Professoressa, le reazioni al vaccino devono allarmare i malati oncologici?
«Assolutamente no, rappresentano, nei soggetti in cui si manifestano, la normale reazione al vaccino. Vuol dire che l’immunizzazione sta facendo il suo corso. Va anche precisato che ogni soggetto reagisce in modo diverso. Abbiamo notato nella pratica medica e in gruppi di studio, e questo è evidente anche nella letteratura scientifica in materia, l'aumento di volume e la dolorabilità dei linfonodi dei cavi ascellari, soprattutto dal lato della inoculazione del vaccino. Altri segni riscontrati sono infiammazione e dolorabilità del seno, qualche ascesso mammario per infiammazione di cisti già preesistenti, linfonodi palpabili del collo e della regione sopra la clavicola, l’infiammazione di una protesi ricostruttiva o estetica e in alcuni casi l’alterazione del ciclo mestruale. È bene ripeterlo, il vaccino sta lavorando per noi! Il vaccino per svolgere la sua azione deve creare reattività e in alcune persone questa è più accentuata. Peraltro, tranne in casi particolari, è bene non utilizzare farmaci antinfiammatori e far svolgere, il proprio corso al nostro sistema immunitario senza ostacolarlo».
Queste reazioni possono spaventare i pazienti oncologici, già sotto stress per la patologia e le cure. Che fare?
«È vero. I pazienti con un vissuto oncologico, recente o progresso, si allarmano se notano dolore, gonfiore, tumefazione in una parte del corpo dopo il vaccino, soprattutto se si tratta del distretto corporeo che è stato colpito dal tumore. Le persone vanno certamente visitate, al limite effettuare una ecografia di controllo, e vanno rassicurate sull’efficienza del loro sistema immunitario, sollecitato dal vaccino. Una raccomandazione che stiamo trovando utile, e in molti casi la certifichiamo, è quella di far effettuare la vaccinazione in un punto di inoculo lontano dal distretto che ha interessato il tumore. Chi, ad esempio, ha avuto un tumore della tiroide, della mammella, un linfoma del mediastino (torace), un melanoma del braccio o del tronco, chi ha in sede il port-a-cath per le chemioterapie, si allarma, giustamente, se nota gonfiori o dolore persistente dopo la vaccinazione. Uno stress e una spesa sanitaria che possono essere evitate, inoculando il vaccino, ad esempio, sul quadricipite femorale. È ovvio che bisogna vestirsi adeguatamente per ricevere la puntura velocemente».

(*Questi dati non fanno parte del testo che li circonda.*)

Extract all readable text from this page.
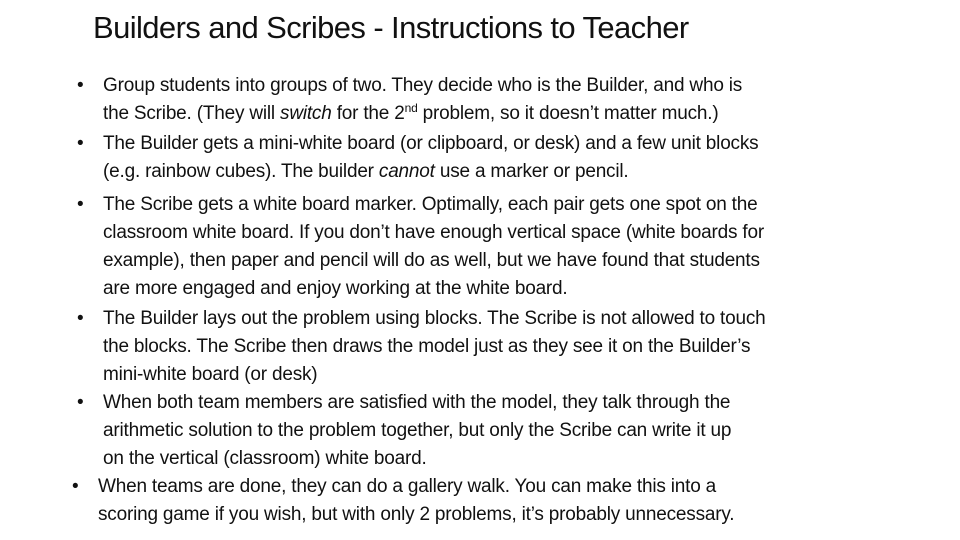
Builders and Scribes - Instructions to Teacher
• Group students into groups of two. They decide who is the Builder, and who is
the Scribe. (They will switch for the 2nd problem, so it doesn’t matter much.)
• The Builder gets a mini-white board (or clipboard, or desk) and a few unit blocks
(e.g. rainbow cubes). The builder cannot use a marker or pencil.
• The Scribe gets a white board marker. Optimally, each pair gets one spot on the
classroom white board. If you don’t have enough vertical space (white boards for
example), then paper and pencil will do as well, but we have found that students
are more engaged and enjoy working at the white board.
• The Builder lays out the problem using blocks. The Scribe is not allowed to touch
the blocks. The Scribe then draws the model just as they see it on the Builder’s
mini-white board (or desk)
• When both team members are satisfied with the model, they talk through the
arithmetic solution to the problem together, but only the Scribe can write it up
on the vertical (classroom) white board.
• When teams are done, they can do a gallery walk. You can make this into a
scoring game if you wish, but with only 2 problems, it’s probably unnecessary.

Quindi il corpo è molto reattivo?
«Certo, ed è bene che lo sia. Pensi che nell’ecografia dei cavi ascellari è possibile vedere chi ha avuto un disturbo post vaccinale per la reazione dei linfonodi; a volte sembriamo degli indovini e i pazienti ci chiedono come sia possibile capire da una immagine se si sono avute delle reazioni o meno!».
Il paziente che segue una terapia oncologica può fare contemporaneamente la vaccinazione?
«Certamente sì, deve rispettare i protocolli. Desidero sottolineare che i malati oncologici in trattamento con chemio e/o immunoterapia, come altre categorie di persone fragili, compresi gli anziani, devono essere vaccinati, onde evitare complicazioni maggiori nel caso contraggano l'infezione da covid. Il vaccino è una copertura essenziale».